Finished And Hannah Wept: Infertility, Adoption, and the Jewish Couple by Michael Gold. It’s currently out of print, and was first published in 1988… so, the information is a bit dated (IVF was apparently still highly experimental at the time the book was published). I enjoyed and appreciated its expansive breadth of material, but didn’t feel neccesarily as satisfied emotionally reading it.

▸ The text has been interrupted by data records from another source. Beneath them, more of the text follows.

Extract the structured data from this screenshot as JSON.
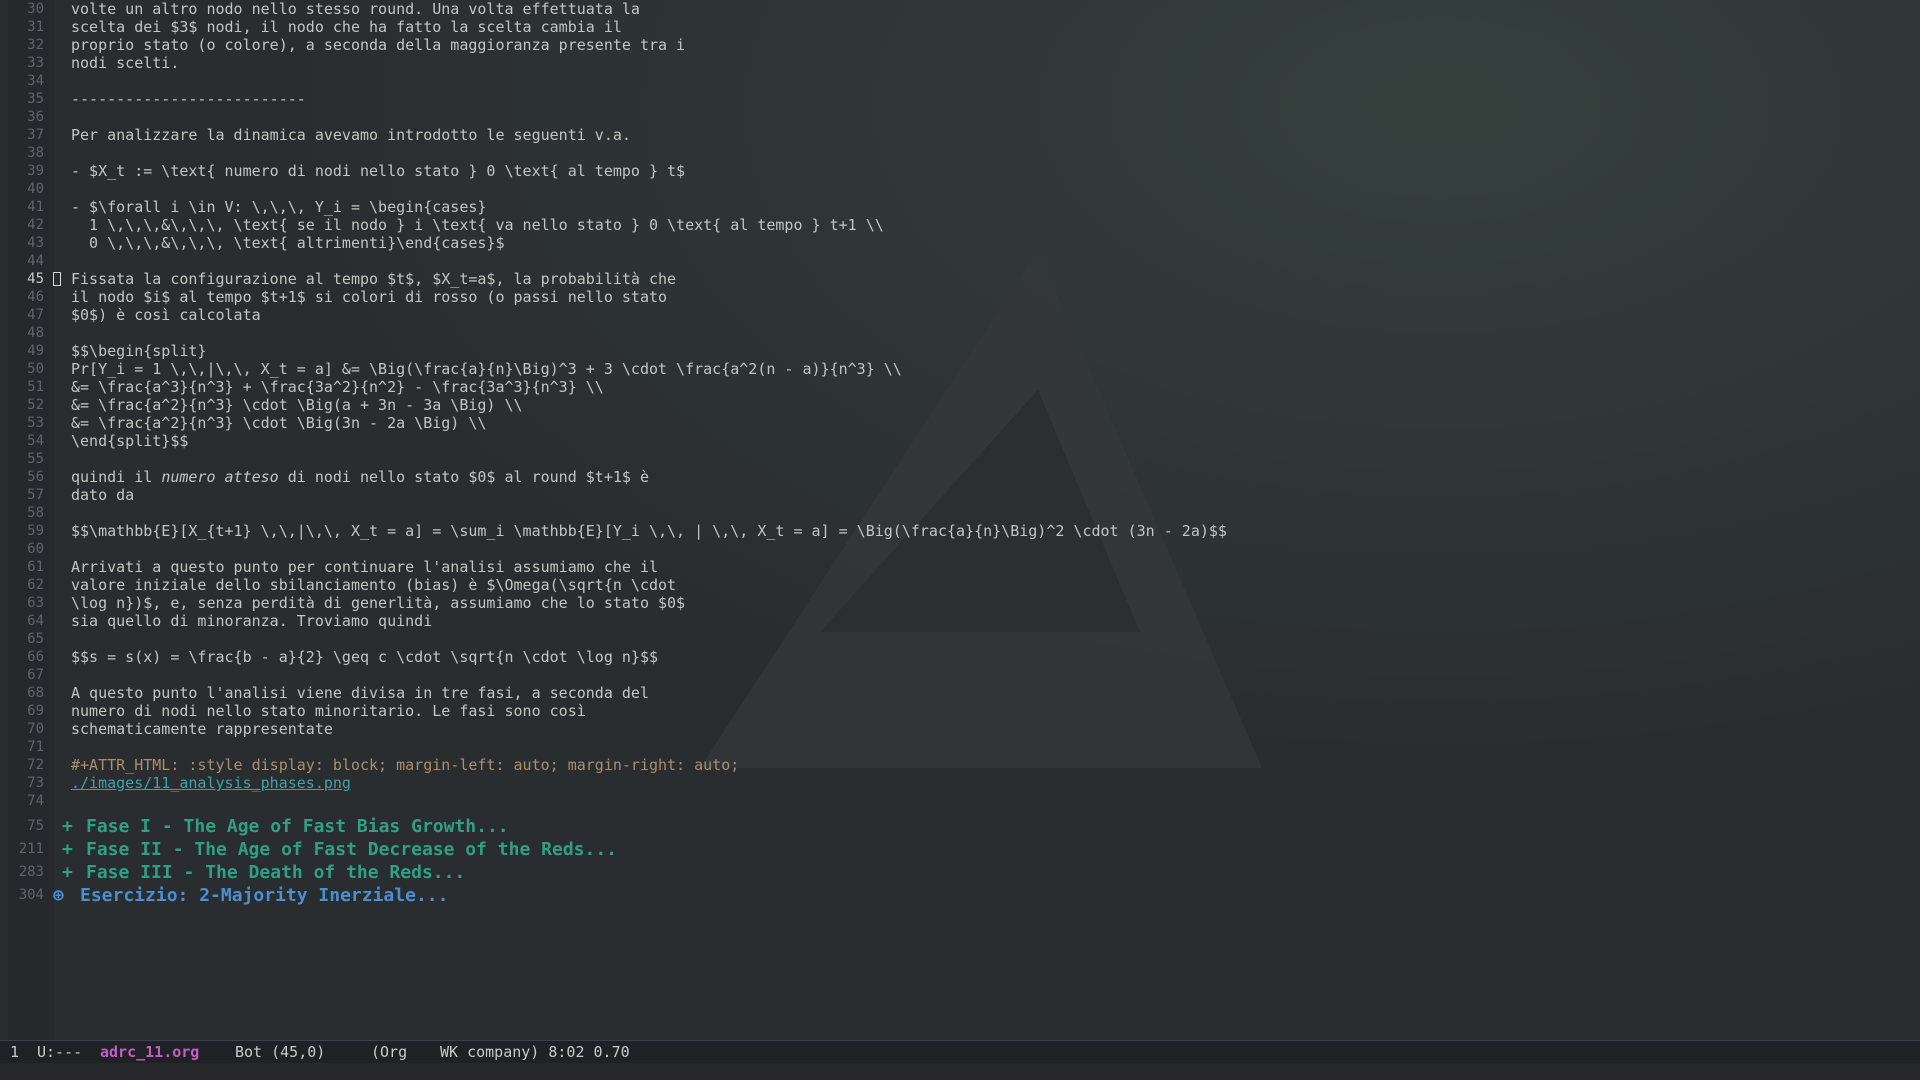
{
  "theme": {
    "background": "#2a2d30",
    "text": "#c2c6c2",
    "line_number": "#5f6469",
    "org_meta": "#a98f6a",
    "link": "#3fa3a6",
    "heading_level2": "#2fa082",
    "heading_level1": "#4a8fd1",
    "buffer_name": "#c25fc4"
  },
  "editor": {
    "current_line": "45",
    "lines": [
      {
        "num": "30",
        "text": "volte un altro nodo nello stesso round. Una volta effettuata la"
      },
      {
        "num": "31",
        "text": "scelta dei $3$ nodi, il nodo che ha fatto la scelta cambia il"
      },
      {
        "num": "32",
        "text": "proprio stato (o colore), a seconda della maggioranza presente tra i"
      },
      {
        "num": "33",
        "text": "nodi scelti."
      },
      {
        "num": "34",
        "text": ""
      },
      {
        "num": "35",
        "text": "--------------------------"
      },
      {
        "num": "36",
        "text": ""
      },
      {
        "num": "37",
        "text": "Per analizzare la dinamica avevamo introdotto le seguenti v.a."
      },
      {
        "num": "38",
        "text": ""
      },
      {
        "num": "39",
        "text": "- $X_t := \\text{ numero di nodi nello stato } 0 \\text{ al tempo } t$"
      },
      {
        "num": "40",
        "text": ""
      },
      {
        "num": "41",
        "text": "- $\\forall i \\in V: \\,\\,\\, Y_i = \\begin{cases}"
      },
      {
        "num": "42",
        "text": "  1 \\,\\,\\,&\\,\\,\\, \\text{ se il nodo } i \\text{ va nello stato } 0 \\text{ al tempo } t+1 \\\\"
      },
      {
        "num": "43",
        "text": "  0 \\,\\,\\,&\\,\\,\\, \\text{ altrimenti}\\end{cases}$"
      },
      {
        "num": "44",
        "text": ""
      },
      {
        "num": "45",
        "text": "Fissata la configurazione al tempo $t$, $X_t=a$, la probabilità che"
      },
      {
        "num": "46",
        "text": "il nodo $i$ al tempo $t+1$ si colori di rosso (o passi nello stato"
      },
      {
        "num": "47",
        "text": "$0$) è così calcolata"
      },
      {
        "num": "48",
        "text": ""
      },
      {
        "num": "49",
        "text": "$$\\begin{split}"
      },
      {
        "num": "50",
        "text": "Pr[Y_i = 1 \\,\\,|\\,\\, X_t = a] &= \\Big(\\frac{a}{n}\\Big)^3 + 3 \\cdot \\frac{a^2(n - a)}{n^3} \\\\"
      },
      {
        "num": "51",
        "text": "&= \\frac{a^3}{n^3} + \\frac{3a^2}{n^2} - \\frac{3a^3}{n^3} \\\\"
      },
      {
        "num": "52",
        "text": "&= \\frac{a^2}{n^3} \\cdot \\Big(a + 3n - 3a \\Big) \\\\"
      },
      {
        "num": "53",
        "text": "&= \\frac{a^2}{n^3} \\cdot \\Big(3n - 2a \\Big) \\\\"
      },
      {
        "num": "54",
        "text": "\\end{split}$$"
      },
      {
        "num": "55",
        "text": ""
      },
      {
        "num": "56",
        "pre": "quindi il ",
        "em": "numero atteso",
        "post": " di nodi nello stato $0$ al round $t+1$ è"
      },
      {
        "num": "57",
        "text": "dato da"
      },
      {
        "num": "58",
        "text": ""
      },
      {
        "num": "59",
        "text": "$$\\mathbb{E}[X_{t+1} \\,\\,|\\,\\, X_t = a] = \\sum_i \\mathbb{E}[Y_i \\,\\, | \\,\\, X_t = a] = \\Big(\\frac{a}{n}\\Big)^2 \\cdot (3n - 2a)$$"
      },
      {
        "num": "60",
        "text": ""
      },
      {
        "num": "61",
        "text": "Arrivati a questo punto per continuare l'analisi assumiamo che il"
      },
      {
        "num": "62",
        "text": "valore iniziale dello sbilanciamento (bias) è $\\Omega(\\sqrt{n \\cdot"
      },
      {
        "num": "63",
        "text": "\\log n})$, e, senza perdità di generlità, assumiamo che lo stato $0$"
      },
      {
        "num": "64",
        "text": "sia quello di minoranza. Troviamo quindi"
      },
      {
        "num": "65",
        "text": ""
      },
      {
        "num": "66",
        "text": "$$s = s(x) = \\frac{b - a}{2} \\geq c \\cdot \\sqrt{n \\cdot \\log n}$$"
      },
      {
        "num": "67",
        "text": ""
      },
      {
        "num": "68",
        "text": "A questo punto l'analisi viene divisa in tre fasi, a seconda del"
      },
      {
        "num": "69",
        "text": "numero di nodi nello stato minoritario. Le fasi sono così"
      },
      {
        "num": "70",
        "text": "schematicamente rappresentate"
      },
      {
        "num": "71",
        "text": ""
      },
      {
        "num": "72",
        "text": "#+ATTR_HTML: :style display: block; margin-left: auto; margin-right: auto;",
        "style": "meta"
      },
      {
        "num": "73",
        "text": "./images/11_analysis_phases.png",
        "style": "link"
      },
      {
        "num": "74",
        "text": ""
      }
    ],
    "headings": [
      {
        "num": "75",
        "bullet": "+",
        "text": "Fase I - The Age of Fast Bias Growth...",
        "level": 2
      },
      {
        "num": "211",
        "bullet": "+",
        "text": "Fase II - The Age of Fast Decrease of the Reds...",
        "level": 2
      },
      {
        "num": "283",
        "bullet": "+",
        "text": "Fase III - The Death of the Reds...",
        "level": 2
      },
      {
        "num": "304",
        "bullet": "⊕",
        "text": "Esercizio: 2-Majority Inerziale...",
        "level": 1
      }
    ]
  },
  "modeline": {
    "window": "1",
    "state": "U:---",
    "buffer": "adrc_11.org",
    "position": "Bot (45,0)",
    "mode_open": "(Org",
    "icon": "shield-icon",
    "minor": "WK company) 8:02 0.70"
  }
}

The book covers halakha (Jewish law) pretty extensively, and how different passages in Torah, Talmud, and Midrash basically permit just about anything when it comes to infertility treatments. Sometimes I felt as though the book got too bogged down into technicality in terms of Jewish law; for the Orthodox couple, I can see the relevance and importance of finely splicing out exact parameters of what is and is not permitted by Jewish law (treatments on the Sabbath, the use of donor eggs or sperm, the acceptability of semen testings, for example). But for the less observant Jew looking to find comfort in her faith, And Hannah Wept delved just a bit too far for my taste.
Is it a good resource? Yes. Do I feel reconnected to my faith? Absolutely. Does it offer the latest information about the latest advances out there? Not so much. But what it does is it contextualizes the experience of infertility through the Jewish perspective in a way that makes the most sense according to Jewish law.
What I most appreciated about this book was that it doesn’t place the burden of fault with the infertile couple, as I’ve encountered in some other Jewish resources. True, 3 of the 4 Matriarchs were infertile, and it was their prayers that were answered by God that ultimately restored their fertility, but Gold acknowledges this is a not a realistic approach to modern issues of infertility. He argues that Judaism teaches couples facing IF to pursue aggressively, in all their power, to be able to fulfil God’s first commandment of “be fruitful and multiply.” This is one of the few Jewish resources on IF where I don’t feel like I brought this on myself, or that God is testing me in some cruel way.
Still nervous as hell about next Friday. Trying to stay positive and keep myself as distracted as possible.